Western Lands, both in the Rocky Mountain and High Plains states, could be an increasingly active area for these oil drilling and production activities. Four plays feature prominently on public and private lands: tight oils from Niobrara play in the central Rockies, which spans Colorado, Nebraska, and Wyoming; oil sands and oil shales in the Uinta Basin from Utah into western Colorado; various oils flowing into the Rocky Mountain region from the Williston Basin tight oil, which includes the Bakken formation that stretches from the Dakotas, into Montana, and northwest into Saskatchewan; and interplay between the Williston and the agglomeration of other oil plays in the Central Rockies and up into Alberta.

By 2016, the Williston alone is projected to be pumping 1.4 MBD while the Niobara could be one-third these rates. If producers continue to unlock these and other oil resources, production growthcould accelerate even faster. In the absence of national climate policy and other sound state and regional guidance, decisionmaking by energy companies will retain its focus on profit, indifferent to carbon dioxide emissions and inhospitable climate conditions.

The climate implications of these high-carbon oils have not been fully assessed or adequately addressed. For example, in the November 2012, Environmental Impact Statement for developing oil shale and oil sand resources on Western public lands, the Bureau of Land Management concluded that, while "activities associated with oil shale and tar sands development would contribute to overall atmospheric greenhouse gas emissions, it is not possible at this time to predict either the specifics of those emissions, or how they might result in specific climate change related impacts."

In the context of optimism about North America's newfound oil potential, climate change concerns must be an important factor in policymaking. This is part of the dynamic with the Keystone XL pipeline, where there is pressure from industry for government permitting and private investment to be expedited that would risk locking in massive carbon emissions over the long term. When it comes to Western Lands' oil development, there is also discussion about delegating authority to the state-level, but, especially in a region under stress -- as is the case with this drought-afflicted region -- federal oversight for complex and far-reaching resource management remains crucial.

The fact that climate impacts are not adequately addressed as part of requisite environmental reviews underscores that the connection between oil development and climate change must be overseen at a higher level -- through a new national energy policy. The climate conditions on Western Lands should serve as a reminder that it is best to be deliberate and prudent on unconventional oil development until Americans have reflected on the larger implications of their actions, especially on public land where the government has greater control and primary responsibility.

Important choices need to be made in the area of unconventional oils in order to ensure resource exploitation on Western Lands doesn't lead to a host of regional climate impacts. Farm failures, water shortages, reduced crop yields, strained family budgets, and safety concerns on Western Lands are a harbinger of what could be ahead. Against this backdrop is it in the national interest to fast-track federal leasing on public lands, minimize policy oversight on private lands, or permit massive infrastructure investments that lock-in resource development patterns?

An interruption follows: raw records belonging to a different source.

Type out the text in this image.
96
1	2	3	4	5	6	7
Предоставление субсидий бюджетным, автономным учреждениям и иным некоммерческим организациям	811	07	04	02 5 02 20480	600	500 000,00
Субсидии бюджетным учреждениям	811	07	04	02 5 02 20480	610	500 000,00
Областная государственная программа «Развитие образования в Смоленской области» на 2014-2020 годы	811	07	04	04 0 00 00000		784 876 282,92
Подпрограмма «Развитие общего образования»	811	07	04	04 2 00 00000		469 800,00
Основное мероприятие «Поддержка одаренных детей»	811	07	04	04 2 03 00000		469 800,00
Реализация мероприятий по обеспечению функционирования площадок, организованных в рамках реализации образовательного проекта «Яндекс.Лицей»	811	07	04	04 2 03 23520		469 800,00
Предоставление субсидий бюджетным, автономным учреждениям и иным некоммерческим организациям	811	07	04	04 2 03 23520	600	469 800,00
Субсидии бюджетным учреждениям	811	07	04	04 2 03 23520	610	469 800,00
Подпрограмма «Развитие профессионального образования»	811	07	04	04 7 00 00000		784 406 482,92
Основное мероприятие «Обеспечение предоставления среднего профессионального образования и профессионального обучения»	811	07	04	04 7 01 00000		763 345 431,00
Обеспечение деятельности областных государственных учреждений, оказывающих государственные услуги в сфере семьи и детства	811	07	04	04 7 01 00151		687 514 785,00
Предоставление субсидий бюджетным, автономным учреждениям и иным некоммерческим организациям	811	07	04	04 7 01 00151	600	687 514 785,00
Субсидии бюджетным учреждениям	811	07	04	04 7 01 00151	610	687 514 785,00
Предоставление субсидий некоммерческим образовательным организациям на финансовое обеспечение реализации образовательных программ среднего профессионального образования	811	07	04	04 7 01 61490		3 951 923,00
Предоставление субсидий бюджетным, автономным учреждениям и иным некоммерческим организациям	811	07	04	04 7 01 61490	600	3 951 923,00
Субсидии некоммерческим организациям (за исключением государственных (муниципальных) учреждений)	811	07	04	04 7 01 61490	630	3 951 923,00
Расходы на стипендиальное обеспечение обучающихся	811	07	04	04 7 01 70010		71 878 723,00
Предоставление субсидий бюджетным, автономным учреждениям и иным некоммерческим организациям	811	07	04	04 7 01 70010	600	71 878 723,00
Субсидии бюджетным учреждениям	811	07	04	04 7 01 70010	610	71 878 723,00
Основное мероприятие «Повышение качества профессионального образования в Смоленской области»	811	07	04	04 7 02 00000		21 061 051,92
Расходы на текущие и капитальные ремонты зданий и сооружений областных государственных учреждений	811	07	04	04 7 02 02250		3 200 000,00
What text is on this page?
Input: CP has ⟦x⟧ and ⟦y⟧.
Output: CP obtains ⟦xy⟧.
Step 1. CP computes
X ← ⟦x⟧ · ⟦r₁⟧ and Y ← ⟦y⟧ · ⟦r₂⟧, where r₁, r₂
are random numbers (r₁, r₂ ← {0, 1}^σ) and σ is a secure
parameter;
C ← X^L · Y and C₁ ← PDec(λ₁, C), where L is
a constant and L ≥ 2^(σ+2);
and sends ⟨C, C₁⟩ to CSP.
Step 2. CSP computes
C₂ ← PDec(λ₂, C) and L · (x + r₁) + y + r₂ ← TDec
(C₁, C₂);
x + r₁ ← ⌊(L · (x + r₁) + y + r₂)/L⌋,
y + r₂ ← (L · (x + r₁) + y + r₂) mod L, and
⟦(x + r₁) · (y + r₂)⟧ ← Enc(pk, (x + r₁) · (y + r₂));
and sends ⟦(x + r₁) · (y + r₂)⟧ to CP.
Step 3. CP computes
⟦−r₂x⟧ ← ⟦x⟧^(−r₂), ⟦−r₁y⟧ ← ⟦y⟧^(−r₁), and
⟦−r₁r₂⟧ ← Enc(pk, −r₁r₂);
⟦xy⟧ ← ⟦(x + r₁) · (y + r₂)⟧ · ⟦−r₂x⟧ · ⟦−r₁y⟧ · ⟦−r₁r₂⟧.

The array of new oils vying for market position in the United States, Canada and worldwide, offer new opportunities. They also require informed and strategic new policies to guide oil development and use. Limiting use of oils with the largest climate impact is critical. Doing so will require a full understanding of the particular characteristics of an expanding slate of oils, their emerging extraction and processing techniques, and shifting co-product yields.

Regulations will be important to standardize best practices and mandate efficient use. But effective mechanisms for pricing carbon will be required to monetize the trade-offs as to which oils to produce and which should remain in the ground, as well as how to use all oils most efficiently.